Gözlerimizin pası silindi
Haberin Devamı ›
Tartışmasız müthiş bir ilk yarı oldu. Korakor mücadele vardı, nefesler kesildi. Yüksek tempo, izleyenleri bile yordu. Savunmasıyla ünlü Kayserispor, ilk birkaç dakikadan sonra öyle bir baskı yedi ki eksik Galatasaray’dan, geriye yaslanıp sadece hızlı hücumlarla gol şansını denemeye mecbur kaldı bir anlamda, o pozisyonları da buldular doğrusu. İlk 45’in kalan bölümünde ise soldan Kewell, sağdan Sabri, dört bir yandan Pino ve Elano karşı kaleyi epey zorladılar. Ancak yakalanan net 4 pozisyonu cömertçe harcadılar. Elano’ya ceza alanı çizgisinin hemen içinde yapılan harekete ‘devam’ kararından çok ‘penaltı’ düdüğü yakışırdı, ama hakem takdiridir, fazla bir şey söylenmez üstüne, o nedenle kısa kesmeli bu konuyu!
İkinci yarıda yine benzer bir tablo vardı. Galatasaray istekli oyununu sürdürdü. Barış’la bir şutu da yan direkten döndü. Ancak yüksek tempo, her iki takım oyuncularında da yorulmalara neden oldu, önce orta sahalar iflas etti.
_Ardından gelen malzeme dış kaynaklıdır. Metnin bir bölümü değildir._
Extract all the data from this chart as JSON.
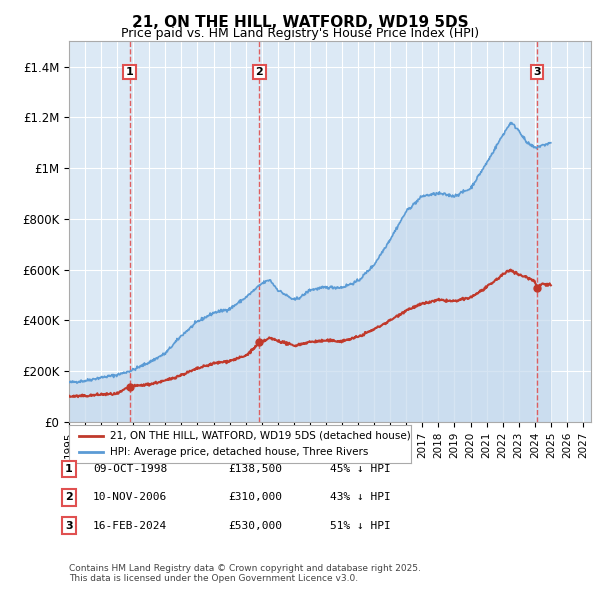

Bu, futbolun kalitesini düşürse de, heyecanını katladı. Çünkü neredeyse ping pong maçına döndü oyun. Maç, her iki takımın da her an gol bulabileceği bir havaya büründü. Öyle ki, Servet ve Neill bile hiçbir engelle karşılaşmadan topla rakip ceza alanını gözüne kestirebildi.
Taraftarlığında önce futbolseverliğini ön plana koyabilen herkesin ödediği parasının ve ayırdığı zamanının karşılığını aldığı maçın son bölümlerinde de tempo ve heyecan hız kesmedi. Galatasaray, bu sezon çok az tanık olunan bir istekte gözüktü. Ancak kadro yetersizliği, yine bas bas bağırdı. İki takımın da ikişer puan, Galatasaray’ın ise daha fazlasını kaybettiği 90 dakika sonunda futbol kazandı.